You haven’t felt the real bite of the town, however, until you get a taste of its food.

One of the major delicacies of the town is “budae jjigae,” which means military stew. It is made up of slabs of canned meat and beans thrown on top of kimchi and chili paste, and was widely eaten during the war. The food is originally from the main camp, but it spread to Dongducheon over the years as it catered mostly to camp visitors.
Beaver’s offers similar ingredients, but with more formality.
The menu is simple. You have a choice of seasoned mud snail and charcoal-grilled pork barbecue, the restaurant’s specialty.
The barbecue set is wholesome.
If you are a Korean over the age of 30, the food here can carry more meaning than its taste, evoking nostalgia for the culture of “PX food.” In the ’70s and ’80s, food from the base was secretly hoarded in local smoke-shops, when canned Spam and corned beef were considered a status symbol of Western exposure. (It was also a trend among children back then to mix rice with soy sauce and a slab of margarine.) PX foods are still fondly recalled among Korean consumers as classic favorites.
To this day Korea remains one of the largest consumers of Spam after the United States and Britain.
Back to Beaver’s barbecue ― the set is distinctively American homestyle cooking.
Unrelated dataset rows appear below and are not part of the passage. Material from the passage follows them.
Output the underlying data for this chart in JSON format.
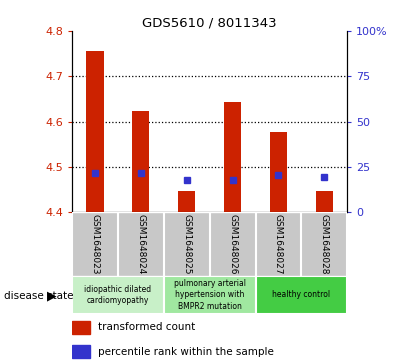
{
  "title": "GDS5610 / 8011343",
  "samples": [
    "GSM1648023",
    "GSM1648024",
    "GSM1648025",
    "GSM1648026",
    "GSM1648027",
    "GSM1648028"
  ],
  "bar_tops": [
    4.755,
    4.623,
    4.447,
    4.643,
    4.576,
    4.447
  ],
  "bar_bottom": 4.4,
  "percentile_values": [
    4.487,
    4.487,
    4.472,
    4.472,
    4.482,
    4.477
  ],
  "ylim_left": [
    4.4,
    4.8
  ],
  "ylim_right": [
    0,
    100
  ],
  "yticks_left": [
    4.4,
    4.5,
    4.6,
    4.7,
    4.8
  ],
  "yticks_right": [
    0,
    25,
    50,
    75,
    100
  ],
  "ytick_labels_right": [
    "0",
    "25",
    "50",
    "75",
    "100%"
  ],
  "dotted_lines": [
    4.5,
    4.6,
    4.7
  ],
  "bar_color": "#cc2200",
  "blue_color": "#3333cc",
  "group_colors": [
    "#c8f0c8",
    "#a0e8a0",
    "#44cc44"
  ],
  "group_labels": [
    "idiopathic dilated\ncardiomyopathy",
    "pulmonary arterial\nhypertension with\nBMPR2 mutation",
    "healthy control"
  ],
  "group_ranges": [
    [
      0,
      1
    ],
    [
      2,
      3
    ],
    [
      4,
      5
    ]
  ],
  "legend_labels": [
    "transformed count",
    "percentile rank within the sample"
  ],
  "legend_colors": [
    "#cc2200",
    "#3333cc"
  ],
  "disease_state_label": "disease state",
  "xlabel_bg": "#c8c8c8",
  "plot_bg": "#ffffff"
}
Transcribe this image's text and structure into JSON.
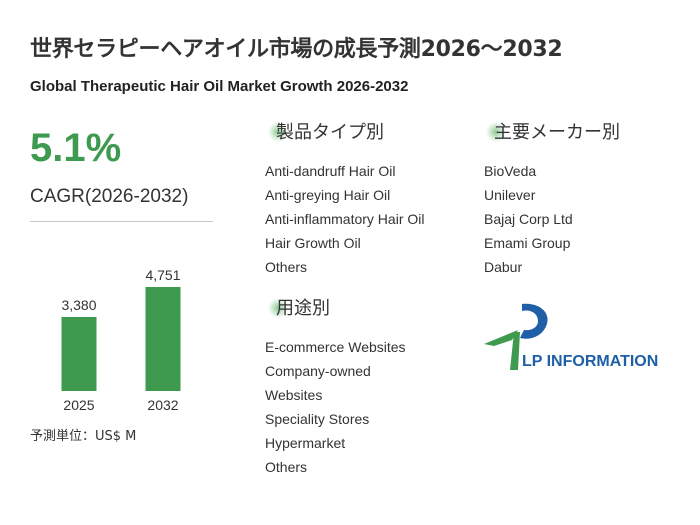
{
  "title_ja": "世界セラピーヘアオイル市場の成長予測2026～2032",
  "title_en": "Global Therapeutic Hair Oil Market Growth 2026-2032",
  "cagr": {
    "value": "5.1%",
    "label": "CAGR(2026-2032)"
  },
  "chart_data": {
    "type": "bar",
    "categories": [
      "2025",
      "2032"
    ],
    "values": [
      3380,
      4751
    ],
    "data_labels": [
      "3,380",
      "4,751"
    ],
    "bar_color": "#3d9a4f",
    "ylim": [
      0,
      5000
    ]
  },
  "unit_label": "予測単位：US$ M",
  "sections": {
    "type": {
      "title": "製品タイプ別",
      "items": [
        "Anti-dandruff Hair Oil",
        "Anti-greying Hair Oil",
        "Anti-inflammatory Hair Oil",
        "Hair Growth Oil",
        "Others"
      ]
    },
    "application": {
      "title": "用途別",
      "items": [
        "E-commerce Websites",
        "Company-owned",
        "Websites",
        "Speciality Stores",
        "Hypermarket",
        "Others"
      ]
    },
    "manufacturers": {
      "title": "主要メーカー別",
      "items": [
        "BioVeda",
        "Unilever",
        "Bajaj Corp Ltd",
        "Emami Group",
        "Dabur"
      ]
    }
  },
  "logo": {
    "text": "LP INFORMATION",
    "colors": {
      "blue": "#1e5fa8",
      "green": "#3d9a4f"
    }
  }
}
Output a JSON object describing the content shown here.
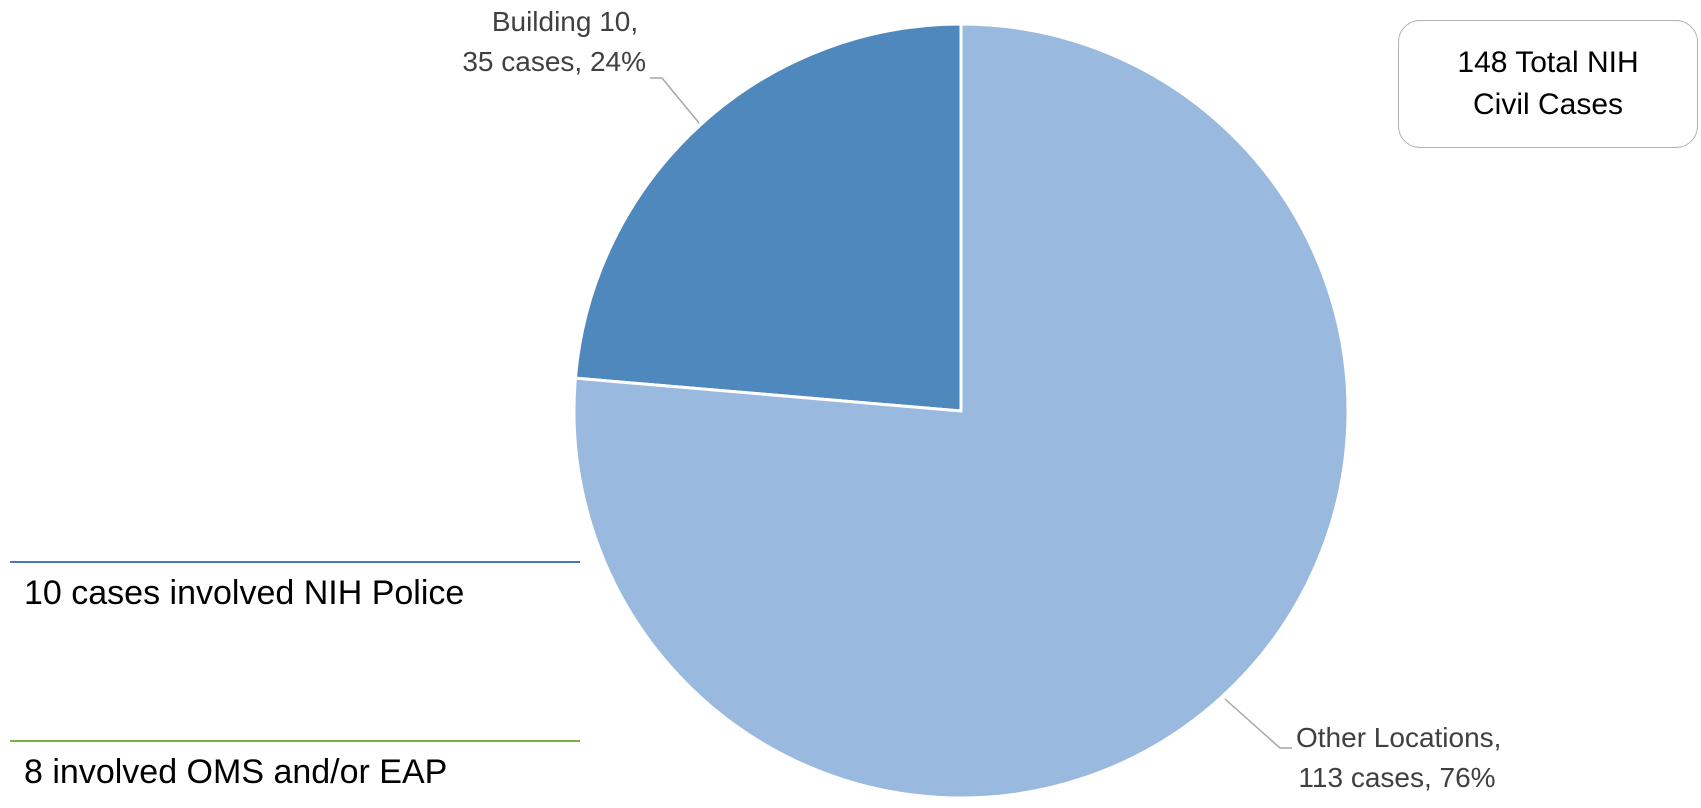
{
  "chart_data": {
    "type": "pie",
    "title": "",
    "slices": [
      {
        "label": "Building 10",
        "value": 35,
        "percent": 24,
        "color": "#4f88bc",
        "label_line1": "Building 10,",
        "label_line2": "35 cases, 24%"
      },
      {
        "label": "Other Locations",
        "value": 113,
        "percent": 76,
        "color": "#99b9df",
        "label_line1": "Other Locations,",
        "label_line2": "113 cases, 76%"
      }
    ],
    "total_box": {
      "line1": "148 Total NIH",
      "line2": "Civil Cases"
    },
    "notes": [
      {
        "text": "10 cases involved NIH Police",
        "color": "#4a78b8"
      },
      {
        "text": "8 involved OMS and/or EAP",
        "color": "#77b04a"
      }
    ]
  }
}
Aside from barbecued meat and sausages (which are the salty kind, true to the American heart and to the tongues of many Koreans), it includes steamed corn and potatoes, canned beans, coleslaw, macaroni salad with a separate rice dish, available on request.

It also comes with one of the best kimchis I’ve tasted in recent years.
When everything is tasted together, it harmonizes.
If you are an adventurous eater or simply want to taste a truly American meal in the Korean style, put a dash of butter, a piece of meat and kimchi on top of a steamed potato and pop it in your mouth.
Just in case you get caught in the snow there are bungalows and a campfire to keep you warm. The lodge has a rooftop suite with a spacious balcony that offers a full view of the mountain village. It’s a simple room with a bed and armchairs, no TV. But the rooftop room has an open window on the ceiling to lend atmosphere.
In the morning, when you encounter framed photographs featuring tattoos and the face of Ozzy Osborne on a TV screen, you can gently remind yourself that after all, you are just “deep in the mountains.”